Coming up for Air: On Reading in a Global Pandemic
Keywords:affect, breath, poetry, pedagogy, subject formation, coronavirus pandemic, literacy, reading
AbstractThe thought of breath grips the world as climate change, racial injustice and a global pandemic converge to suck oxygen, the lifeforce, out of the earth. The visibility of breath, its critical significance to existence, I argue, is made evident by poets. To speak of breath is to lodge ourselves between birth and death and requires sustained, meditative, attentive study to an everyday yet taken for granted practice. Like breathing, reading is also a practice that many took for granted until the pandemic. My paper will engage the affective and/or poetic dimensions of reading left out of theories of literacy that render it instrumental and divorced from the life of the reader (Freire, 1978). I will suggest that scholars of literacy, in every language, begin to engage a poetics of literacy as attending to the existential significance of language in carrying our personhood and lives. I will also argue that our diminishing capacities to read imaginatively and creatively have led to the rise of populist ideologies that infect public discourse and an increasingly anti-intellectual and depressed social sphere. Despite this decline in the practice and teaching of reading, it is reported that more than any other activity, reading sustained the lives of individuals and communities’ during a global pandemic.
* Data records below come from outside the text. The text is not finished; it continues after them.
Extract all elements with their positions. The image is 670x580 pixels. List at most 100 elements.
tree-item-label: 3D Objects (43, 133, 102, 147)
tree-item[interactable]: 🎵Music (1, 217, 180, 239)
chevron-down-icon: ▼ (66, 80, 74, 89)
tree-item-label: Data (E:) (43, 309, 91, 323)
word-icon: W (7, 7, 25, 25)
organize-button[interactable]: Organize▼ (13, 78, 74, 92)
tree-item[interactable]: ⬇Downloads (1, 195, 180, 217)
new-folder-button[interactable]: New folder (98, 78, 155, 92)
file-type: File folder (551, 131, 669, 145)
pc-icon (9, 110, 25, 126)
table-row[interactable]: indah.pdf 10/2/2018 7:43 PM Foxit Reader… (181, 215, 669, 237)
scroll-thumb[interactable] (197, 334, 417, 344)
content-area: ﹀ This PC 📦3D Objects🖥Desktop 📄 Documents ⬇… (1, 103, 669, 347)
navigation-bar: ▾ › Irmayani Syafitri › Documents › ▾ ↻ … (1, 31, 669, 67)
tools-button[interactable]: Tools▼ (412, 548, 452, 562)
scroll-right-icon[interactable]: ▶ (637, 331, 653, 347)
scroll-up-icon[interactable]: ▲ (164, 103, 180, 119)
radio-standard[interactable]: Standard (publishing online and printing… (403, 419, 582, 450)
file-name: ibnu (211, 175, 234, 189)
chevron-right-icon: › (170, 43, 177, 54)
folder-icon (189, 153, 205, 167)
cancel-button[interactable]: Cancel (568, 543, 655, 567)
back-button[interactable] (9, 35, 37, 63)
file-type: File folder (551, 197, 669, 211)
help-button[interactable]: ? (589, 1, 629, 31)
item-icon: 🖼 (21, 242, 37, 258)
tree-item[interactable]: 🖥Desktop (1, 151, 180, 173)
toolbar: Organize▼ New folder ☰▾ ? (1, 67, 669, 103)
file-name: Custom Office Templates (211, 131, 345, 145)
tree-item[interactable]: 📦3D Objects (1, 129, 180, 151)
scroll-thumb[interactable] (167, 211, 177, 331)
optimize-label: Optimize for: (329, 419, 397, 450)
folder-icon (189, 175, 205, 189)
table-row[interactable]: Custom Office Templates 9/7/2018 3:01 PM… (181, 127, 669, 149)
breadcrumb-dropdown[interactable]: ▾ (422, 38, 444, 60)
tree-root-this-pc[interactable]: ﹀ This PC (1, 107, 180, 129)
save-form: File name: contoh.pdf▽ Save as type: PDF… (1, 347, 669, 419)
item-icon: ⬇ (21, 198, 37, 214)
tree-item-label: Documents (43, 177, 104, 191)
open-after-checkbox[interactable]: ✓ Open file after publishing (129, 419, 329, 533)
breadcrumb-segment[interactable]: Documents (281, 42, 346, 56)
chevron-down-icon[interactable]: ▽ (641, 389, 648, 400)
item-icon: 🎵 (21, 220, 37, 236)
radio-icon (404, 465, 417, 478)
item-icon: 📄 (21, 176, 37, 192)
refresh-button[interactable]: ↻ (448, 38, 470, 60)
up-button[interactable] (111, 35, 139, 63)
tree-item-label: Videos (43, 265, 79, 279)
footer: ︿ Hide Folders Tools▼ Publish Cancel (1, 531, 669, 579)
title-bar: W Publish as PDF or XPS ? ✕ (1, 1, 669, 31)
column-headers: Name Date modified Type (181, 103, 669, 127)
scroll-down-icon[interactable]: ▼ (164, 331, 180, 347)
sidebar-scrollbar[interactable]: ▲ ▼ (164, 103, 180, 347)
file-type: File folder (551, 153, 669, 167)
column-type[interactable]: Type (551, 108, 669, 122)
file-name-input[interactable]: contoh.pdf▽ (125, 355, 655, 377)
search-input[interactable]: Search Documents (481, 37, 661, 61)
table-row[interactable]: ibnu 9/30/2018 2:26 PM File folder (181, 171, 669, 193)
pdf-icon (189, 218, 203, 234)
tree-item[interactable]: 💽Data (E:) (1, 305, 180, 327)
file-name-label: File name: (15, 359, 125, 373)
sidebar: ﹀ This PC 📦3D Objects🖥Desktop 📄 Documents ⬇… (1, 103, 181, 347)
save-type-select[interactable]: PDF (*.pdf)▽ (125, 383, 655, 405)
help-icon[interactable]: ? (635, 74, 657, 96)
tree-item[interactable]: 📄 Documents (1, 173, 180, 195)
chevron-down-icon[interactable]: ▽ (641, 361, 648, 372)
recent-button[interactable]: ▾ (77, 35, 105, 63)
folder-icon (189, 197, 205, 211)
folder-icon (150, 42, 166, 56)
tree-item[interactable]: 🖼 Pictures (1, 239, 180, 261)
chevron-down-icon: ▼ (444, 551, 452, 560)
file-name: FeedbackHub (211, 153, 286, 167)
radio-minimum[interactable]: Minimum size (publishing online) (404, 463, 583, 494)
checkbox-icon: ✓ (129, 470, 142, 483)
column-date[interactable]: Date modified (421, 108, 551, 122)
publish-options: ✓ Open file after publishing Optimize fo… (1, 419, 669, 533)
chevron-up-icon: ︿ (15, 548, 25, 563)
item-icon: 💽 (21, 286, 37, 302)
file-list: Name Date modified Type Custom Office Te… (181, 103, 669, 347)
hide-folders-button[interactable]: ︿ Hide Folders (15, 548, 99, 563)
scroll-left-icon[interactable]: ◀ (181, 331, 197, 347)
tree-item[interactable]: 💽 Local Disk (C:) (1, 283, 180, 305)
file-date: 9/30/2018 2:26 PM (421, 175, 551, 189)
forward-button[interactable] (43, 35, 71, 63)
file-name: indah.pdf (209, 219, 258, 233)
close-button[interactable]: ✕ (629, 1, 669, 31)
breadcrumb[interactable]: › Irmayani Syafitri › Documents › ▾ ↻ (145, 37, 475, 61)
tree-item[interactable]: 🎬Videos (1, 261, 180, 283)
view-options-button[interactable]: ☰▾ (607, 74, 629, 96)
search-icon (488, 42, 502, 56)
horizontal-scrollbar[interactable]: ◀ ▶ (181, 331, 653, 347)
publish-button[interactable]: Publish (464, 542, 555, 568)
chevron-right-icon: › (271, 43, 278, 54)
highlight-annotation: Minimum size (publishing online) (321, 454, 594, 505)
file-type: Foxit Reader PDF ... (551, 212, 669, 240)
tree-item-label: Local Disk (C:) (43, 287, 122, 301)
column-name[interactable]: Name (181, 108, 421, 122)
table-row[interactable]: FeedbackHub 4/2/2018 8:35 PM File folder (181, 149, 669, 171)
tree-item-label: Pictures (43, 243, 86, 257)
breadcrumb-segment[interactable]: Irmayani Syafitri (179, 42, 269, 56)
Teachers and scholars might take advantage of the renewed interested in reading to redeliver poetry and literary language to the public sphere to teach affective reading. Poetry harkens back to ancient practices of reading inherent in all traditions of reading. It enacts a pedagogy of breath, I argue, one that observes its significance in our capacity to exist through the exchange of air in words, an exchange of vital textual meanings we have taken for granted as we continue to infect our social and political world and earth with social hatred, toxins, and death. In this paper I engage fragments of poetry by poets of our time (last century onward) that teaches us to breathe and relearn the divine and primal stance that reading poetry attends to and demands. More than any other form, “poetry,” Ada Limon claims, “has breath built into it”. As such, reading poetry helps us to breathe when the world bears down and makes it hard for us to come up for air.